Iraq: The Mistake Was Staying

It is easy to have regrets when reflecting back on the 2003 US led invasion of Iraq. Nearly 4500 Americans died there in the occupation that followed and tens of thousands more were wounded. Hundreds of billions of American tax dollars were wasted in the largely futile effort to reform Iraq. The country was wrecked and many, many Iraqis suffered greatly in the process. After all this pain and our departure, it is still uncertain whether or not democracy will take root in Iraq, burdened as it is by continuing sectarian violence and corruption. Nevertheless, I believe the decision to invade was right and necessary. The policy mistake was staying there beyond the destruction of Saddam Hussein’s regime.

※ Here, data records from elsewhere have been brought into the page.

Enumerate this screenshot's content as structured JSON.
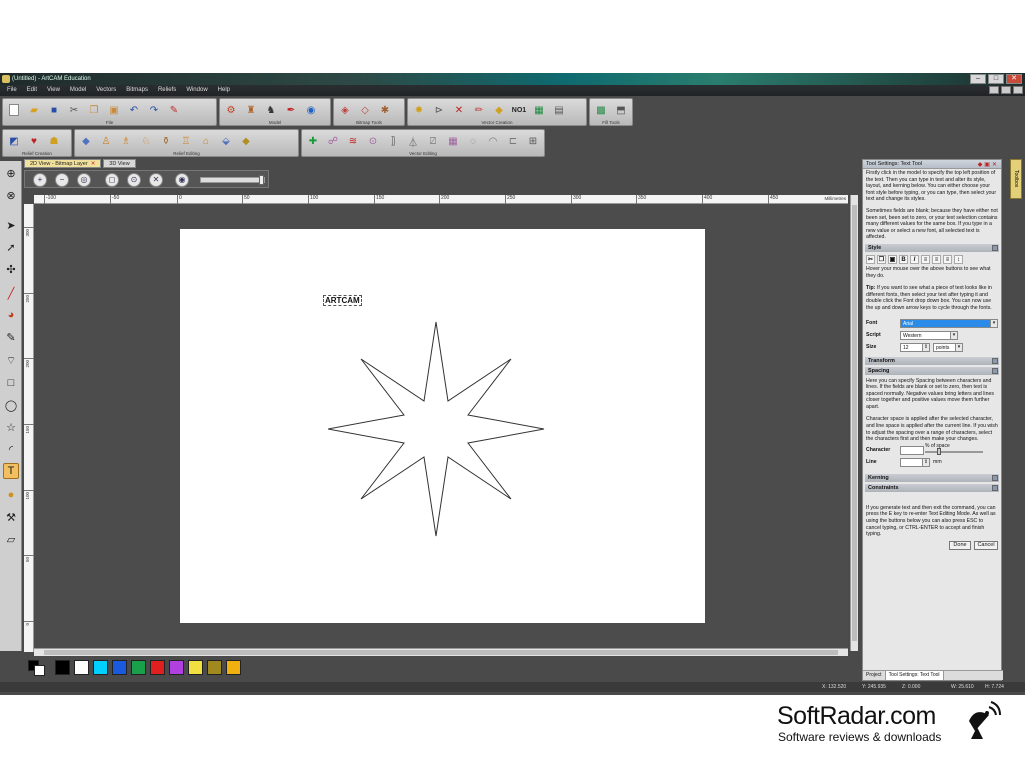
{
  "window": {
    "title": "(Untitled) - ArtCAM Education"
  },
  "menu": [
    "File",
    "Edit",
    "View",
    "Model",
    "Vectors",
    "Bitmaps",
    "Reliefs",
    "Window",
    "Help"
  ],
  "toolbar_groups": {
    "file": "File",
    "model": "Model",
    "bitmap_tools": "Bitmap Tools",
    "vector_creation": "Vector Creation",
    "fill_tools": "Fill Tools",
    "relief_creation": "Relief Creation",
    "relief_editing": "Relief Editing",
    "vector_editing": "Vector Editing"
  },
  "view_tabs": [
    {
      "label": "2D View - Bitmap Layer",
      "active": true
    },
    {
      "label": "3D View",
      "active": false
    }
  ],
  "ruler": {
    "units": "Millimetres",
    "h_ticks": [
      "-100",
      "-50",
      "0",
      "50",
      "100",
      "150",
      "200",
      "250",
      "300",
      "350",
      "400",
      "450"
    ],
    "v_ticks": [
      "300",
      "250",
      "200",
      "150",
      "100",
      "50",
      "0"
    ]
  },
  "canvas": {
    "text_object": "ARTCAM"
  },
  "palette": {
    "colors": [
      "#000000",
      "#ffffff",
      "#00d0ff",
      "#1a5adf",
      "#1aa04a",
      "#e02020",
      "#b040e0",
      "#f0e040",
      "#a08a20",
      "#f0b010"
    ]
  },
  "panel": {
    "title": "Tool Settings: Text Tool",
    "intro": "Firstly click in the model to specify the top left position of the text. Then you can type in text and alter its style, layout, and kerning below. You can either choose your font style before typing, or you can type, then select your text and change its styles.",
    "blank_note": "Sometimes fields are blank; because they have either not been set, been set to zero, or your text selection contains many different values for the same box. If you type in a new value or select a new font, all selected text is affected.",
    "style_section": "Style",
    "hover_note": "Hover your mouse over the above buttons to see what they do.",
    "tip_label": "Tip:",
    "tip": "If you want to see what a piece of text looks like in different fonts, then select your text after typing it and double click the Font drop down box. You can now use the up and down arrow keys to cycle through the fonts.",
    "font_label": "Font",
    "font_value": "Arial",
    "script_label": "Script",
    "script_value": "Western",
    "size_label": "Size",
    "size_value": "12",
    "size_unit": "points",
    "transform_section": "Transform",
    "spacing_section": "Spacing",
    "spacing_note": "Here you can specify Spacing between characters and lines. If the fields are blank or set to zero, then text is spaced normally. Negative values bring letters and lines closer together and positive values move them further apart.",
    "char_note": "Character space is applied after the selected character, and line space is applied after the current line. If you wish to adjust the spacing over a range of characters, select the characters first and then make your changes.",
    "character_label": "Character",
    "char_unit": "% of space",
    "line_label": "Line",
    "line_unit": "mm",
    "kerning_section": "Kerning",
    "constraints_section": "Constraints",
    "exit_note": "If you generate text and then exit the command, you can press the E key to re-enter Text Editing Mode. As well as using the buttons below you can also press ESC to cancel typing, or CTRL-ENTER to accept and finish typing.",
    "done_label": "Done",
    "cancel_label": "Cancel",
    "tabs": [
      "Project",
      "Tool Settings: Text Tool"
    ]
  },
  "toolbox_tab": "Toolbox",
  "status": {
    "x": "X: 132.520",
    "y": "Y: 245.935",
    "z": "Z: 0.000",
    "w": "W: 25.610",
    "h": "H: 7.724"
  },
  "watermark": {
    "title": "SoftRadar.com",
    "subtitle": "Software reviews & downloads"
  }
}
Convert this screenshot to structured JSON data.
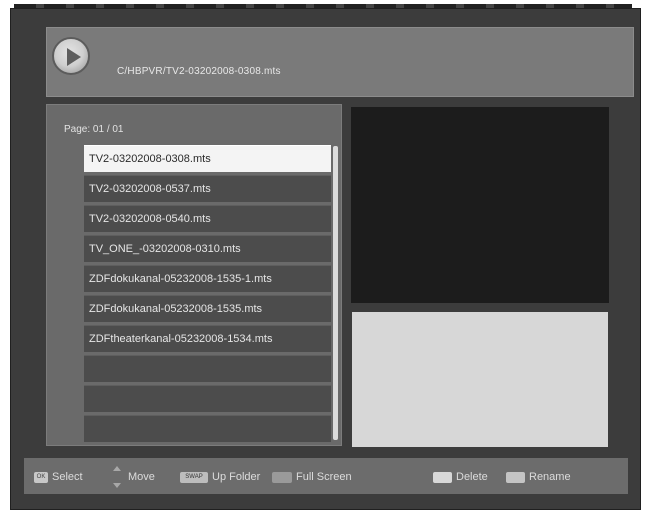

The invasion was necessary not because Saddam was behind the 9/11 attacks on the United States. He wasn’t. Not because many (understandably) believed in 2003 that Saddam possessed weapons of mass destruction. And certainly not because I wanted the US to help convert the Middle East to democracy with Iraq becoming the leading example. For me the necessary reason was the need for the US to leave Saudi Arabia, the home of the two Holy Mosques of Islam. In 2003 the US had over 10,000 troops in Saudi Arabia, mostly airmen, protecting that country, the world’s prime oil supplier, from Saddam who had threatened it since his invasion of Kuwait in 1990. Al Qaeda’s attack on the US was in large part justified to the Muslim world by our presence in Saudi Arabia. Although we would seek al Qaeda’s utter destruction, we had to leave Saudi Arabia. The road out of Saudi Arabia led through Baghdad. Why? Because Saudi Arabia would not be safe with Saddam in power. With Saddam deposed, we left Saudi in August 2003.

Accepting Colin Powell’s ridiculous and gratuitous Pottery Barn rule—you break it, you own it—was the mistake. Staying in Iraq turned America from a liberator into an occupier. Our promises to develop and democratize the nation apparently meant little to the Iraqis. Many there thought we had designs on their oil wealth. Others saw us as the protector of Israel’s interests. Thanks to Saddam’s divide and rule cultivation of ethnic and tribal hatred, Iraq was a land with many internal scores to settle. Some of Iraq’s neighbors, most especially Iran, feared our success and worked intensely to prevent it. We came to Iraq foolishly mislead by analogies to our experience after World War II in Germany and Japan. Our interest in Iraq was quite narrow, but we made it impossibly broad. We needed to leave Saudi Arabia while assuring its safety. We ended up trying to remake Iraq into a Middle East showcase for our good intentions and the government we imaged the Iraqis wanted. A dethroned Saddam was good enough for us and totally justified from our own security perspective. Nation building is something best done at home. It is the Iraqis who should determine how Iraq should be governed.